Contributed by Kahu Manu Naeʻole, KS Kapālama
Ka Ipu o Lono shares weekly devotionals to provide spiritual enrichment to members of the Kamehameha Schools ‘ohana. For more inspiration, visit the KS “Our faith” webpage.
Heluhelu Baibala/Bible Reading
Ua pono kēia ʻōlelo i mua o nā kānaka a pau; a wae maila lākou iā Setepano, he kanaka piha loa i ka manaʻoʻiʻo a me ka ʻUhane Hemolele, a me Pilipo, a me Perokoro, a me Nikanora, a me Timona, a me Paremena, a me Nikolao ka mea i huli mai no ʻAnetioka.– Nā ʻOihana 6:5
This proposal pleased the whole group. They chose Stephen, a man full of faith and of the Holy Spirit; also Philip, Procorus, Nicanor, Timon, Parmenas, and Nicolas from Antioch, a convert to Judaism. – Acts 6:5
He Manaʻo o ke Kahu Manu Naeʻole, KS Kapālama
“Why do I have to learn Sine, Cosine, and Tangent? When will I ever use it again in my life.” A response quickly filled the room, making us all laugh, “You will use it again tomorrow when we come back to class.” The first student had a point, though, why is it important to learn concepts that we might never use again other than for the single classroom setting? Part of education is about applying a situation and principles in one case and making them applicable in a different situation. You might never apply the theories of a right triangle again, but you might use the ideas of connection and relationships at some point.
After Jesus’ ascension, people started to gather as a group (Acts 2:42) and began developing programs to help one another. The people created a food distribution program for widows. However, one group, the Hellenists, felt neglected in the distribution (Acts 6:1). It might seem strange for the Bible, the book of the Holy stories of God, to tell us about a food distribution program. However, the lessons we learn as the problems are solved are lessons for all of us to remember in all situations. The solution was to select men, all Hellenists, who had little power in the community to oversee the food distribution (Acts 6:2-5). The answer was to empower those without power.

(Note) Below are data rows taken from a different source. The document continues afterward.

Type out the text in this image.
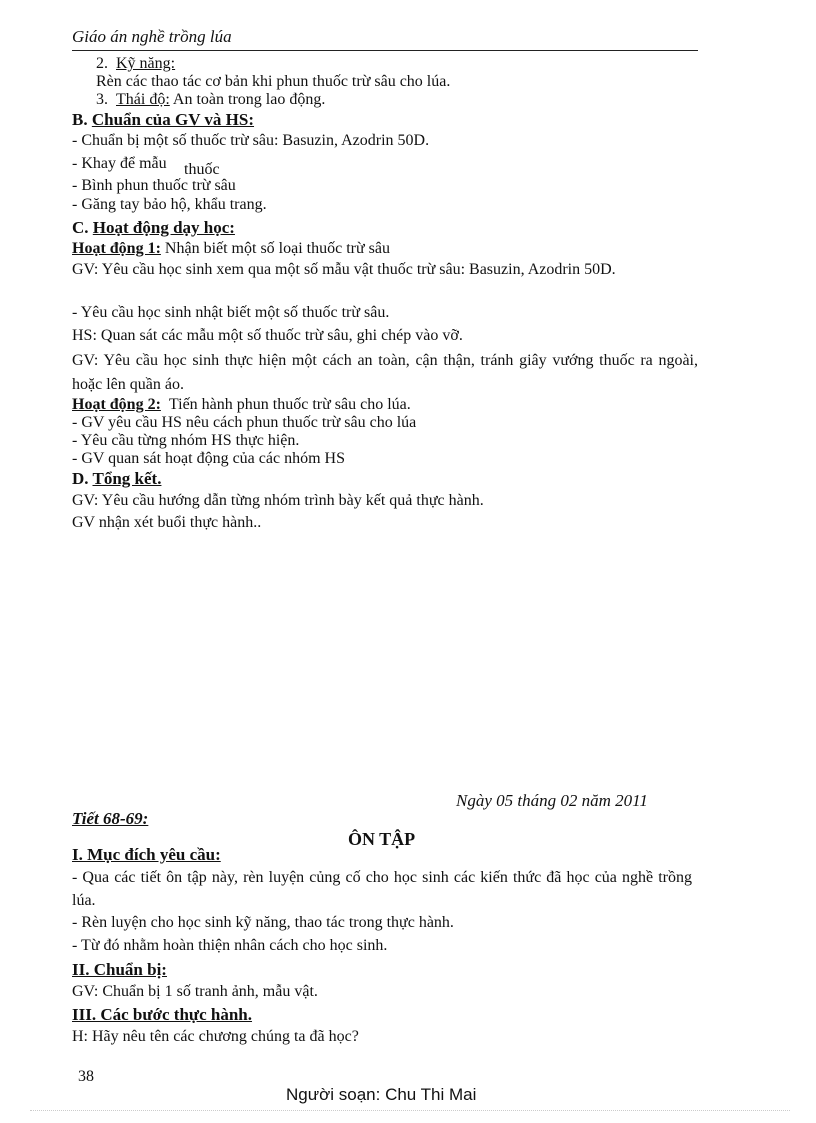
Giáo án nghề trồng lúa
2. Kỹ năng:
Rèn các thao tác cơ bản khi phun thuốc trừ sâu cho lúa.
3. Thái độ: An toàn trong lao động.
B. Chuẩn của GV và HS:
- Chuẩn bị một số thuốc trừ sâu: Basuzin, Azodrin 50D.
- Khay để mẫu thuốc
- Bình phun thuốc trừ sâu
- Găng tay bảo hộ, khẩu trang.
C. Hoạt động dạy học:
Hoạt động 1: Nhận biết một số loại thuốc trừ sâu
GV: Yêu cầu học sinh xem qua một số mẫu vật thuốc trừ sâu: Basuzin, Azodrin 50D.
- Yêu cầu học sinh nhật biết một số thuốc trừ sâu.
HS: Quan sát các mẫu một số thuốc trừ sâu, ghi chép vào vỡ.
GV: Yêu cầu học sinh thực hiện một cách an toàn, cận thận, tránh giây vướng thuốc ra ngoài, hoặc lên quần áo.
Hoạt động 2: Tiến hành phun thuốc trừ sâu cho lúa.
- GV yêu cầu HS nêu cách phun thuốc trừ sâu cho lúa
- Yêu cầu từng nhóm HS thực hiện.
- GV quan sát hoạt động của các nhóm HS
D. Tổng kết.
GV: Yêu cầu hướng dẫn từng nhóm trình bày kết quả thực hành.
GV nhận xét buổi thực hành..
Ngày 05 tháng 02 năm 2011
Tiết 68-69:
ÔN TẬP
I. Mục đích yêu cầu:
- Qua các tiết ôn tập này, rèn luyện củng cố cho học sinh các kiến thức đã học của nghề trồng lúa.
- Rèn luyện cho học sinh kỹ năng, thao tác trong thực hành.
- Từ đó nhằm hoàn thiện nhân cách cho học sinh.
II. Chuẩn bị:
GV: Chuẩn bị 1 số tranh ảnh, mẫu vật.
III. Các bước thực hành.
H: Hãy nêu tên các chương chúng ta đã học?
38
Người soạn: Chu Thi Mai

A pillar of global competence is creating solutions for local and global issues, even if these are new issues to a person. One way we do this is by applying older ideas to new situations. We might never use trigonometry functions again, but the concept of connectedness helps us love one another better (John 13:34). We might never run a food distribution program. However, the idea of empowerment could help us disciple others for Jesus (Matt 28:19-20). Lord God, help us to be more competent, loving, and empowering in our world today so others can see Jesus more clearly today and tomorrow. ʻĀmene.